Speaker
Description
Generalized Melvin solutions for rank-$3$ Lie algebras $A_3$, $B_3$ and $C_3$
are considered. Any solution contains metric, three Abelian 2-forms and
three scalar fields. It is governed by three moduli functions $H_1(z),H_2(z),H_3(z)$
($z = \rho^2$ and $\rho$ is a radial variable), obeying
three differential equations with certain boundary conditions
imposed.
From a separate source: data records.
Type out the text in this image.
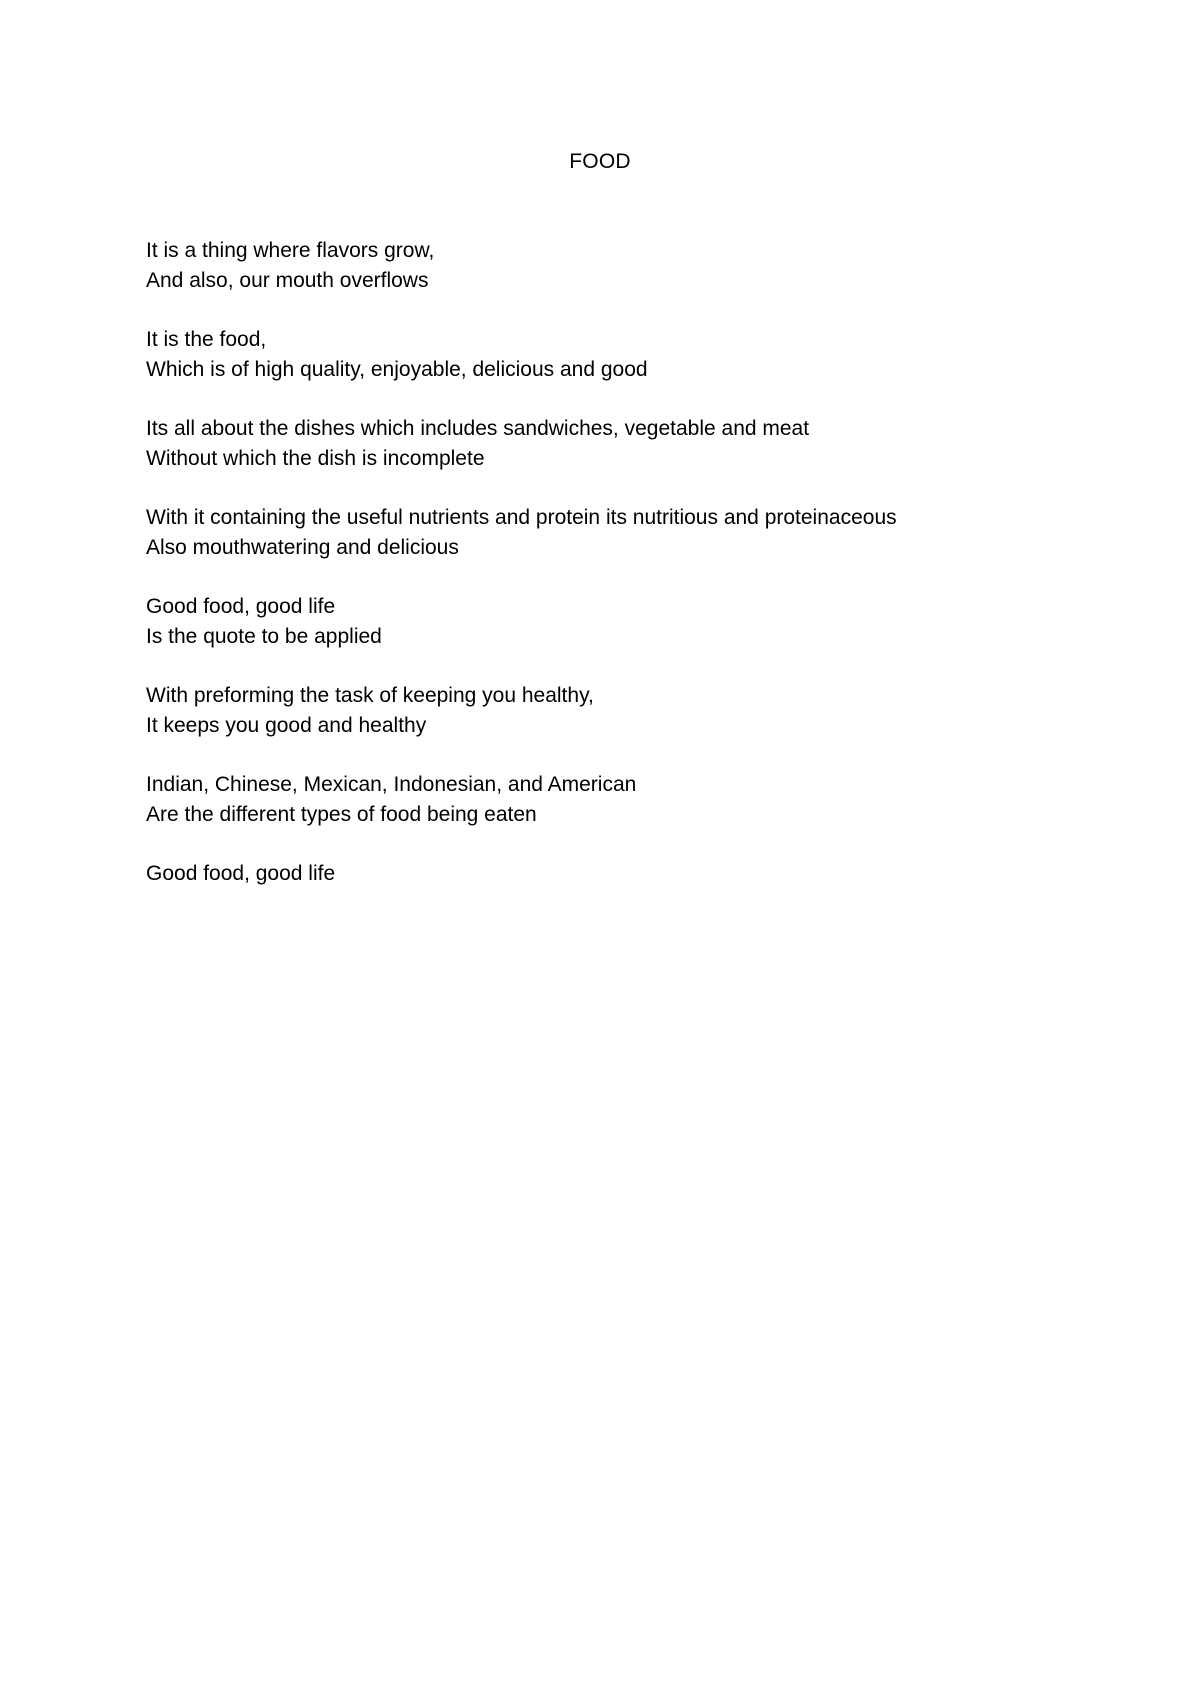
FOOD
It is a thing where flavors grow,
And also, our mouth overflows
It is the food,
Which is of high quality, enjoyable, delicious and good
Its all about the dishes which includes sandwiches, vegetable and meat
Without which the dish is incomplete
With it containing the useful nutrients and protein its nutritious and proteinaceous
Also mouthwatering and delicious
Good food, good life
Is the quote to be applied
With preforming the task of keeping you healthy,
It keeps you good and healthy
Indian, Chinese, Mexican, Indonesian, and American
Are the different types of food being eaten
Good food, good life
These functions are polynomials with powers $(n_1,n_2, n_3) = (3,4,3), (6,10,6), (5,8,9)$ for
Lie algebras $A_3$, $B_3$, $C_3$, respectively.
The solutions depend upon integration constants $q_1, q_2, q_3 \neq 0$.
The power-law asymptotic relations for polynomials at large $z$
are governed by integer-valued $3 \times 3$ matrix $\nu$, which coincides
with twice the inverse Cartan matrix $2 A^{-1}$ for Lie algebras $B_3$ and $C_3$, while in the $A_3$ case $\nu = A^{-1} (I + P)$, where $I$ is the identity matrix and $P$ is a permutation matrix, corresponding to a generator of the $\mathbb{Z}_2$-group of symmetry of the Dynkin diagram. The duality identities for polynomials and asymptotic relations for solutions at large distances are obtained. 2-form flux integrals over a $2$-dimensional disc of radius $R$ and corresponding Wilson loop factors over a circle of radius $R$ are presented.